A handful of fresh cranberries, part of a can of pumpkin puree, extra chopped nuts and a lone apple that didn’t make it into pie – after hosting a holiday feast, it’s inevitable that you will wind up with tasty odds and ends like these. But instead of throwing them out, contributing to the shocking 27 million tons of food wasted each year (as per a new study from the food waste coalition ReFED), why not spin them into something irresistibly delicious?
These fragrant breakfast treats are designed to use up the remnants of a holiday meal, but they are far from your average leftover concoction. They are an utterly enticing way to start the day or energize an afternoon. Something of a cross between a muffin and a cookie, they are chock-full of healthful goodies: fresh chunks of apple, tangy bursts of cranberry, crunchy nuts and chewy dried fruit.
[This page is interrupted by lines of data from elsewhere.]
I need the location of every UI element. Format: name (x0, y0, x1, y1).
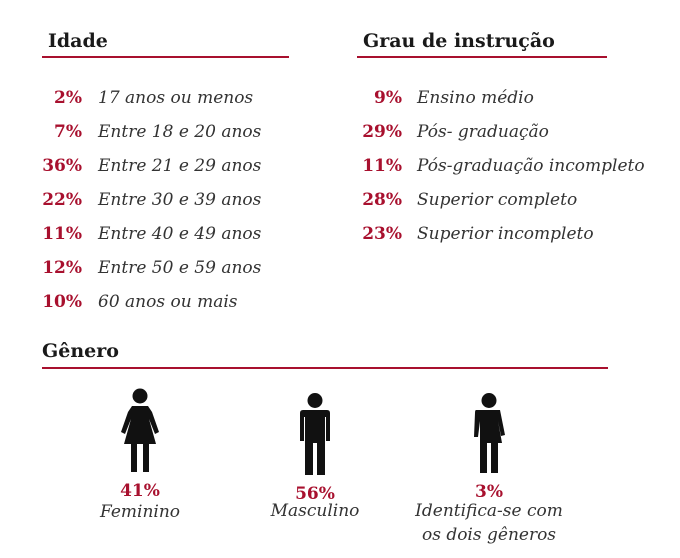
idade-label: Entre 30 e 39 anos (98, 190, 262, 210)
grau-pct: 29% (362, 122, 402, 142)
gender-both: 3% Identifica-se com os dois gêneros (404, 393, 574, 547)
idade-pct: 36% (42, 156, 82, 176)
idade-row: 11% Entre 40 e 49 anos (38, 222, 358, 246)
gender-both-label: Identifica-se com os dois gêneros (415, 501, 563, 545)
idade-label: 60 anos ou mais (98, 292, 238, 312)
idade-label: Entre 40 e 49 anos (98, 224, 262, 244)
idade-row: 10% 60 anos ou mais (38, 290, 358, 314)
grau-label: Ensino médio (417, 88, 534, 108)
grau-pct: 23% (362, 224, 402, 244)
genero-heading: Gênero (42, 340, 119, 362)
gender-male-pct: 56% (295, 484, 335, 504)
idade-pct: 12% (42, 258, 82, 278)
idade-label: Entre 50 e 59 anos (98, 258, 262, 278)
idade-rule (42, 56, 289, 58)
grau-heading: Grau de instrução (363, 30, 555, 52)
idade-row: 22% Entre 30 e 39 anos (38, 188, 358, 212)
grau-row: 11% Pós-graduação incompleto (356, 154, 676, 178)
grau-row: 28% Superior completo (356, 188, 676, 212)
gender-female: 41% Feminino (78, 388, 202, 524)
idade-pct: 11% (42, 224, 82, 244)
gender-male: 56% Masculino (253, 393, 377, 523)
gender-female-label: Feminino (99, 502, 181, 522)
male-icon (300, 393, 330, 475)
idade-row: 2% 17 anos ou menos (38, 86, 358, 110)
idade-pct: 7% (54, 122, 82, 142)
idade-row: 36% Entre 21 e 29 anos (38, 154, 358, 178)
grau-pct: 28% (362, 190, 402, 210)
both-genders-icon (474, 393, 505, 473)
idade-pct: 10% (42, 292, 82, 312)
grau-pct: 9% (374, 88, 402, 108)
grau-pct: 11% (362, 156, 402, 176)
grau-label: Superior completo (417, 190, 578, 210)
grau-row: 9% Ensino médio (356, 86, 676, 110)
female-icon (121, 388, 159, 472)
grau-row: 23% Superior incompleto (356, 222, 676, 246)
genero-rule (42, 367, 608, 369)
idade-label: 17 anos ou menos (98, 88, 254, 108)
idade-row: 12% Entre 50 e 59 anos (38, 256, 358, 280)
idade-row: 7% Entre 18 e 20 anos (38, 120, 358, 144)
idade-pct: 2% (54, 88, 82, 108)
idade-heading: Idade (48, 30, 108, 52)
grau-label: Pós- graduação (417, 122, 549, 142)
grau-label: Pós-graduação incompleto (417, 156, 645, 176)
grau-label: Superior incompleto (417, 224, 594, 244)
gender-female-pct: 41% (120, 481, 160, 501)
idade-label: Entre 21 e 29 anos (98, 156, 262, 176)
grau-row: 29% Pós- graduação (356, 120, 676, 144)
grau-rule (357, 56, 607, 58)
gender-both-pct: 3% (475, 482, 503, 502)
gender-male-label: Masculino (270, 501, 360, 521)
idade-label: Entre 18 e 20 anos (98, 122, 262, 142)
idade-pct: 22% (42, 190, 82, 210)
A pumpkin-spiced, lightly maple-sweetened mix of whole-wheat flour and hearty rolled oats binds them together.
They are also easy to assemble, freeze well and . . . hey, they are cookies (for breakfast!), so they have an inherently fun and festive essence. Once you try them you’ll want more soon, and since they are made with ingredients you’ll most likely have on hand throughout the entertaining season, you won’t have to wait for leftovers to make them.
Holiday Breakfast Cookies
10 servings
From nutritionist and cookbook author Ellie Krieger.
1 cup pecan pieces
1 cup whole-wheat flour
1 teaspoon baking powder
1 1/2 teaspoons ground cinnamon
1/4 teaspoon ground ginger
1/4 teaspoon ground cloves
1/4 teaspoon salt
1/3 cup canned pumpkin puree
1/3 cup olive oil
1/4 cup pure maple syrup
1/4 cup packed dark brown sugar
1 large egg
1 teaspoon vanilla extract
1 cup rolled oats (not quick-cooking or instant)
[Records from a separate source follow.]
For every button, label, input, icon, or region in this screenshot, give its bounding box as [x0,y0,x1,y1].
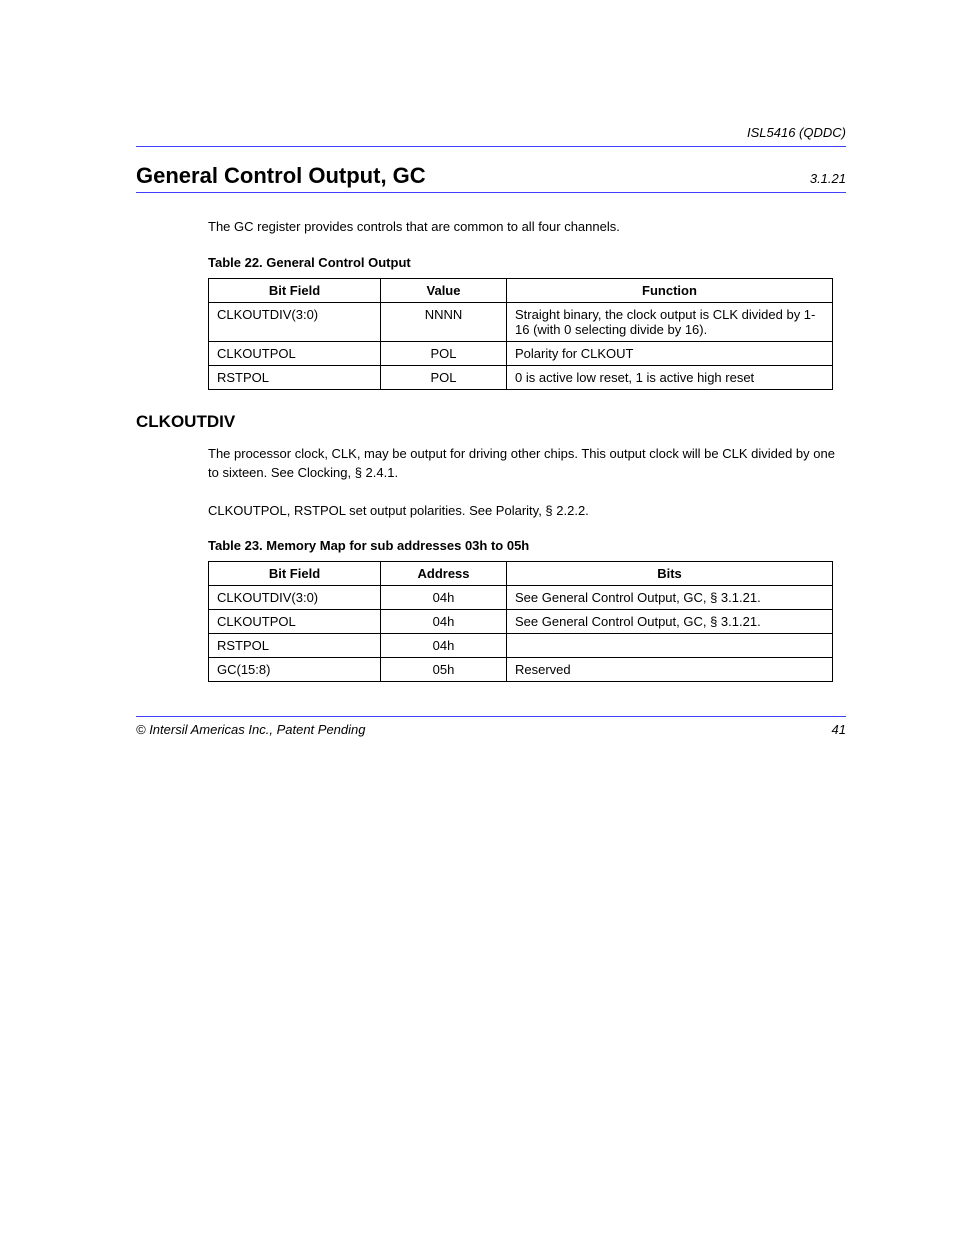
table-row: CLKOUTPOL POL Polarity for CLKOUT [209,341,833,365]
table-cell: 04h [381,610,507,634]
table-row: CLKOUTDIV(3:0) NNNN Straight binary, the… [209,302,833,341]
table-cell [507,634,833,658]
table-header-cell: Bits [507,562,833,586]
section-number: 3.1.21 [810,171,846,186]
table-cell: 05h [381,658,507,682]
table-header-cell: Value [381,278,507,302]
table-row: RSTPOL POL 0 is active low reset, 1 is a… [209,365,833,389]
subsection-paragraph-1: The processor clock, CLK, may be output … [208,444,846,483]
section-title: General Control Output, GC [136,163,426,189]
table-header-cell: Address [381,562,507,586]
table-cell: 04h [381,634,507,658]
table-cell: NNNN [381,302,507,341]
table-cell: GC(15:8) [209,658,381,682]
table-row: CLKOUTDIV(3:0) 04h See General Control O… [209,586,833,610]
table-cell: RSTPOL [209,634,381,658]
table-cell: See General Control Output, GC, § 3.1.21… [507,586,833,610]
footer-left: © Intersil Americas Inc., Patent Pending [136,722,365,737]
document-title: ISL5416 (QDDC) [747,125,846,140]
subsection-paragraph-2: CLKOUTPOL, RSTPOL set output polarities.… [208,501,846,521]
table-cell: 0 is active low reset, 1 is active high … [507,365,833,389]
table2: Bit Field Address Bits CLKOUTDIV(3:0) 04… [208,561,833,682]
table-cell: CLKOUTPOL [209,341,381,365]
table1: Bit Field Value Function CLKOUTDIV(3:0) … [208,278,833,390]
table-row: Bit Field Value Function [209,278,833,302]
table-header-cell: Bit Field [209,278,381,302]
table1-caption: Table 22. General Control Output [208,255,846,270]
intro-paragraph: The GC register provides controls that a… [208,217,846,237]
table-cell: POL [381,365,507,389]
table-cell: CLKOUTDIV(3:0) [209,586,381,610]
table-header-cell: Bit Field [209,562,381,586]
subsection-title: CLKOUTDIV [136,412,846,432]
table-row: RSTPOL 04h [209,634,833,658]
document-title-row: ISL5416 (QDDC) [136,125,846,147]
table2-caption: Table 23. Memory Map for sub addresses 0… [208,538,846,553]
footer-right: 41 [832,722,846,737]
table-row: GC(15:8) 05h Reserved [209,658,833,682]
footer-row: © Intersil Americas Inc., Patent Pending… [136,717,846,737]
table-cell: 04h [381,586,507,610]
table-cell: Polarity for CLKOUT [507,341,833,365]
table-cell: RSTPOL [209,365,381,389]
table-cell: Reserved [507,658,833,682]
table-row: CLKOUTPOL 04h See General Control Output… [209,610,833,634]
table-cell: CLKOUTPOL [209,610,381,634]
section-header: General Control Output, GC 3.1.21 [136,163,846,193]
table-header-cell: Function [507,278,833,302]
table-cell: Straight binary, the clock output is CLK… [507,302,833,341]
table-cell: CLKOUTDIV(3:0) [209,302,381,341]
table-row: Bit Field Address Bits [209,562,833,586]
table-cell: POL [381,341,507,365]
table-cell: See General Control Output, GC, § 3.1.21… [507,610,833,634]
1 medium Golden Delicious apple (unpeeled), cut into 1/4-inch pieces
1 cup fresh or frozen cranberries each cut in half
1/3 cup chopped pitted dates or raisins
Preheat the oven to 350 degrees. Line a baking sheet with parchment paper.
Spread the pecan pieces on a baking sheet; toast (middle rack) for 6 minutes, until fragrant and a shade darker. Cool, then coarsely chop any pieces that are big.